Background with rationale
National Therapeutic Indicators (NTI) in Scotland use national administrative data to identify variation and drive quality improvement in GP practice prescribing. Twelve indicators were developed in 2011 and in 2012 practices were offered financial incentives to review their prescribing in two where there was greatest potential for improvement.
To quantify the impact of 2012 NTI alone and in combination with financial incentives.
Six NTI were selected for analysis, aiming for heterogeneity in terms of whether the focus was quality of care (clinical) or cost effectiveness (cost). Impact was evaluated using segmented linear regression of time-series prescribing data, and changes in prescribing at 12 and 24 months after NTI introduction were estimated. Other national interventions expected to influence GP prescribing were also modelled.
One selected NTI could not be modelled because of non-linear trends in the baseline period.
In practices not financially incentivised to review prescribing, improvements were variable. At 12 months relative changes were dipyridamole −31.9% (95%CI; −43.1 to −20.7), quinine −3.6% (95%CI; −7.2 to −0.1), non-preferred statins 6.2% (95%CI; 1.0 to 11.5), hypnotics and anxiolytics −2.9% (95%CI; −7.3 to 1.6) and high strength inhaled corticosteroids −1.0% (95%CI; −1.7 to −0.3).

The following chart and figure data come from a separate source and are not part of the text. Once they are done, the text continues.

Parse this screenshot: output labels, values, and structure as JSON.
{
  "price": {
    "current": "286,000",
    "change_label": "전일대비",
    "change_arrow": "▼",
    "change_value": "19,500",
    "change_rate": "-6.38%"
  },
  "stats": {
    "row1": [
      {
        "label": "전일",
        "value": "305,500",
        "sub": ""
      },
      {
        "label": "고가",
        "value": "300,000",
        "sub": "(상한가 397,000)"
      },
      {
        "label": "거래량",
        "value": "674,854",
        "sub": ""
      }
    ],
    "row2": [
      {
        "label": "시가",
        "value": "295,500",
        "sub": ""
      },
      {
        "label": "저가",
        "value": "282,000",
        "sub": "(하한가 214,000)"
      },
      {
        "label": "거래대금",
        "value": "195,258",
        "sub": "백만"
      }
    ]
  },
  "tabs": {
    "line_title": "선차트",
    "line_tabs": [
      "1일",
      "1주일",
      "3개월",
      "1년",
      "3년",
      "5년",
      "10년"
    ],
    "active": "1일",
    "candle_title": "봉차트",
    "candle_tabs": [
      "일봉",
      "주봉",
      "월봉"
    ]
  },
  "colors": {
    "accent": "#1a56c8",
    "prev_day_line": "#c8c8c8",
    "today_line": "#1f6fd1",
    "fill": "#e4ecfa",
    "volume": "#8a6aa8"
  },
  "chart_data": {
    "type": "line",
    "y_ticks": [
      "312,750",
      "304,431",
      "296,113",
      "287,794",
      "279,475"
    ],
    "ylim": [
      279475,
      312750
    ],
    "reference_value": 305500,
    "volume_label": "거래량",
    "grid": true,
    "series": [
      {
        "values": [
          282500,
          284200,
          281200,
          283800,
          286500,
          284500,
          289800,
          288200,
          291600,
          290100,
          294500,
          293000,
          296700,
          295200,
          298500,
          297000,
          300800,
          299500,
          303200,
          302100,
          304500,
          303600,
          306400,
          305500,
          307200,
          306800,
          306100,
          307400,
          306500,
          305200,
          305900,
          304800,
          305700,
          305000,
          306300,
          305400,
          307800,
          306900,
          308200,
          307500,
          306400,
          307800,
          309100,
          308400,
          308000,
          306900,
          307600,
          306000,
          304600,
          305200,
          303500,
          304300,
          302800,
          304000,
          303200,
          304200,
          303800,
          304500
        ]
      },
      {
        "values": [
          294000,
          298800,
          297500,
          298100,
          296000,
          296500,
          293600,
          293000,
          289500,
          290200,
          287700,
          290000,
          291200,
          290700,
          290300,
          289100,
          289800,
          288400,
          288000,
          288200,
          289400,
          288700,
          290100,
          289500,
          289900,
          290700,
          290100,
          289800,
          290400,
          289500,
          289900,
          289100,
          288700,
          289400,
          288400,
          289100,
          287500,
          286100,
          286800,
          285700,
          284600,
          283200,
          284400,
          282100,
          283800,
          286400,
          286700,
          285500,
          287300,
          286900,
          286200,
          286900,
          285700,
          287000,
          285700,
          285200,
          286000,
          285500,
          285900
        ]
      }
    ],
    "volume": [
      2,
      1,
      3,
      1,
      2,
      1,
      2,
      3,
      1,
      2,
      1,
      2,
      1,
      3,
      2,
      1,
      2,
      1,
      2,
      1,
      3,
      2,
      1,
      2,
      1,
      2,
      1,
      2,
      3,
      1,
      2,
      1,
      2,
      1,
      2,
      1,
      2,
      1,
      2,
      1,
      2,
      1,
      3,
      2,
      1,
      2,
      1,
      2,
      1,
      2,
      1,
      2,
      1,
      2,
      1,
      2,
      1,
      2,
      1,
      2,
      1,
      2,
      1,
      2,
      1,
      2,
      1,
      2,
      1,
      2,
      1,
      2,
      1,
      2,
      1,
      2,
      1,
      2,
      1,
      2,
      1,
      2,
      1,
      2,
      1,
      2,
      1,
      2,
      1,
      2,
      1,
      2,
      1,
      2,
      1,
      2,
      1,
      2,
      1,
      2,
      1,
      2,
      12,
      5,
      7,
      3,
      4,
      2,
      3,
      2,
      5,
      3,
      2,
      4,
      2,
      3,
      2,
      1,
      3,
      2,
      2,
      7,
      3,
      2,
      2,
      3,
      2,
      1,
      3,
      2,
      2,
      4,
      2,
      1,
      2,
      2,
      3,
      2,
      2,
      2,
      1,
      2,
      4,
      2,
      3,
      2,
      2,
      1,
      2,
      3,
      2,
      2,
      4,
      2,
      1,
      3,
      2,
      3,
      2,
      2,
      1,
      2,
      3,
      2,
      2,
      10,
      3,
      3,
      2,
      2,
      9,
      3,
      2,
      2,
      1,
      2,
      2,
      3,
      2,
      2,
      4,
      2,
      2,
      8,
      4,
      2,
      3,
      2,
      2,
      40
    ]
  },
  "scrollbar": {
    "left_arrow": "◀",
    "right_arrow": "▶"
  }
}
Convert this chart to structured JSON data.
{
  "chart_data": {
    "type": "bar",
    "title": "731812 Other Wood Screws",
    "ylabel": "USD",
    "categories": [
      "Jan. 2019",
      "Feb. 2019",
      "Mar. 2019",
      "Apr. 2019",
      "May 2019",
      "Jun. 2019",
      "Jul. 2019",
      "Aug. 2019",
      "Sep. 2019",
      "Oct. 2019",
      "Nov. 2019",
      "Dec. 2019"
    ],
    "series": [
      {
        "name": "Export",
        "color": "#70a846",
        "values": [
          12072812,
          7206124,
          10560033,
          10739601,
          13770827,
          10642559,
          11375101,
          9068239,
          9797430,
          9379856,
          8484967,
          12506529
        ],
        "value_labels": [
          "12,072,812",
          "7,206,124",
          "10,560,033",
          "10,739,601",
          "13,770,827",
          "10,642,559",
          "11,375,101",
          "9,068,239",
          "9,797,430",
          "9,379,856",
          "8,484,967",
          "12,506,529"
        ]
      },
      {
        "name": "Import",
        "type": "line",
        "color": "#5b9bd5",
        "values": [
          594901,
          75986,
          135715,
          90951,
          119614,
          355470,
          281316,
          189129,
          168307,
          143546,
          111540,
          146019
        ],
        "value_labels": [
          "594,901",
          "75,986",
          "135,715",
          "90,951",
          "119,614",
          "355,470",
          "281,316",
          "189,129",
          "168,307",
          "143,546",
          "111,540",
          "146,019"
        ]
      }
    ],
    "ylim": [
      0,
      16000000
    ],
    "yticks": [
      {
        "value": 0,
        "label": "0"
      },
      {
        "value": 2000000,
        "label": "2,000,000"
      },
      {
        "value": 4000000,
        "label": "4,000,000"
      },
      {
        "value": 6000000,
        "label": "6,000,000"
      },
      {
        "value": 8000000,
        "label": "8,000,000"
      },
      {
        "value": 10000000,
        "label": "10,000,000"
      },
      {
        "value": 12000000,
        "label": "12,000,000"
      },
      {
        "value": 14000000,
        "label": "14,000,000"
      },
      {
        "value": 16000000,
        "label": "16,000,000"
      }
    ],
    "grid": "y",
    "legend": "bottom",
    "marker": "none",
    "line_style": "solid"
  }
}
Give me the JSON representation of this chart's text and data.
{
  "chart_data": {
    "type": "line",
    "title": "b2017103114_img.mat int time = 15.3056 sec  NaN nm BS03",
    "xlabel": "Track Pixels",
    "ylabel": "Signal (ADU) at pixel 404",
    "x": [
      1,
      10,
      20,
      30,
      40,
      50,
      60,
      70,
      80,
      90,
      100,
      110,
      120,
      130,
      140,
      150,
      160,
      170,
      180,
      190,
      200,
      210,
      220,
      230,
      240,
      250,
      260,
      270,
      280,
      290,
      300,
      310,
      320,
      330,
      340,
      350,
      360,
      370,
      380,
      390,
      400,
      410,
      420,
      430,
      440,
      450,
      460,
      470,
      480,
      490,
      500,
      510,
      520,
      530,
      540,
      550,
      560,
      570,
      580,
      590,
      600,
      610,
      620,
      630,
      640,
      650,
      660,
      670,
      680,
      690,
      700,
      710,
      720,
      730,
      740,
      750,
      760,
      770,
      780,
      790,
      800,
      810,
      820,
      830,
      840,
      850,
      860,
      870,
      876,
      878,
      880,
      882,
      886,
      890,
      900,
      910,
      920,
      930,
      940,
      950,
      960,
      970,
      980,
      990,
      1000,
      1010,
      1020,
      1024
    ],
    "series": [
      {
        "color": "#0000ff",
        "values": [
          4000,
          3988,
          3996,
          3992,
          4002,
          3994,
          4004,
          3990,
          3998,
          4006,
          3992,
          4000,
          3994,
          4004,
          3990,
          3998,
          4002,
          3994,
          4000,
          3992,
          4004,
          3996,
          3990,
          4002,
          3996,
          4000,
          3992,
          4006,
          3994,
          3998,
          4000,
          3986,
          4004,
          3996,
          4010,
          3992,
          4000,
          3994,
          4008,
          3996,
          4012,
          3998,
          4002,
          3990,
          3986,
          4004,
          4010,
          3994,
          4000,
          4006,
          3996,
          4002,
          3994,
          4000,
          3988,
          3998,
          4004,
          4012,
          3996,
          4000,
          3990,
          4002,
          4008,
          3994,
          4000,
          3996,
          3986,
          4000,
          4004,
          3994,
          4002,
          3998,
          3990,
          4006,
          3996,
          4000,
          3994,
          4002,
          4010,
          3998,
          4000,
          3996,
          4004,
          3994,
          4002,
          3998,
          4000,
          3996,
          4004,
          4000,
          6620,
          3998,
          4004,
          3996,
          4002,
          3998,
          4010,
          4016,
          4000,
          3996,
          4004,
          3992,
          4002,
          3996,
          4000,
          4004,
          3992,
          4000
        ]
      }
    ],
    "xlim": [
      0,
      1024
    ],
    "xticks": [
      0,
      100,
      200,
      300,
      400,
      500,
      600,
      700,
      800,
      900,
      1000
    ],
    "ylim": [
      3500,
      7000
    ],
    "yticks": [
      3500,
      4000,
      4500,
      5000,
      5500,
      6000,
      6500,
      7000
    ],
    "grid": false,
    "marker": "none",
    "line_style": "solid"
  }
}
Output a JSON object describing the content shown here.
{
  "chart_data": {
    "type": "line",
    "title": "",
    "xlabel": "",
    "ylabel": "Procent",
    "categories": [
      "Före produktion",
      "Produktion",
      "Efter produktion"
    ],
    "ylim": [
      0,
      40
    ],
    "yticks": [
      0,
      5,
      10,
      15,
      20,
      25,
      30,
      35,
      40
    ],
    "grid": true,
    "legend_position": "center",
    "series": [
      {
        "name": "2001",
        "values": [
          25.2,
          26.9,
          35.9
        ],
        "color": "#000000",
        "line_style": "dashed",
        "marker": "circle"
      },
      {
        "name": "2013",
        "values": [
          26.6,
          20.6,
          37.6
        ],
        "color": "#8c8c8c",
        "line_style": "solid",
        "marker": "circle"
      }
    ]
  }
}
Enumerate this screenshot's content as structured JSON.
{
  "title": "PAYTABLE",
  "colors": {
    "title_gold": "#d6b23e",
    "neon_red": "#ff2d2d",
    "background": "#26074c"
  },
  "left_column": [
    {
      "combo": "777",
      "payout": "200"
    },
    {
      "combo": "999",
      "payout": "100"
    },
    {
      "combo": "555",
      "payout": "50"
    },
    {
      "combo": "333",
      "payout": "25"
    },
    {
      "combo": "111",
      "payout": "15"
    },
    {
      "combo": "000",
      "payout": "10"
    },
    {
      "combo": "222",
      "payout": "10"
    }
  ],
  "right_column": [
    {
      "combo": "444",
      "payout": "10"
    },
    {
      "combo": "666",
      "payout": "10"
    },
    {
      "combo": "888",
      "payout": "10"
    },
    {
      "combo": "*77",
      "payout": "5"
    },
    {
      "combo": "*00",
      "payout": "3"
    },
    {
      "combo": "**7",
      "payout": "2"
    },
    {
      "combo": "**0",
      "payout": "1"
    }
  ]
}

In comparison financially incentivising practices resulted in larger improvements and improvements in all NTIs modelled. At 12 months relative changes were dipyridamole −65.3% (95%CI; −68.4 to −62.2), quinine −52.3% (95%CI; −54.7 to −49.9), non-preferred statins −17.8% (95%CI; −21.9 to −13.6), hypnotics and anxiolytics −9.6% (95%CI; −12.6 to −6.7) and high strength inhaled corticosteroids −6.0% (95%CI; −7.3 to −4.8).
GP prescribing can be improved through feedback of national administrative data prescribing indicators. Impact on prescribing is larger when financial incentives to focus on particular areas of prescribing are additionally used.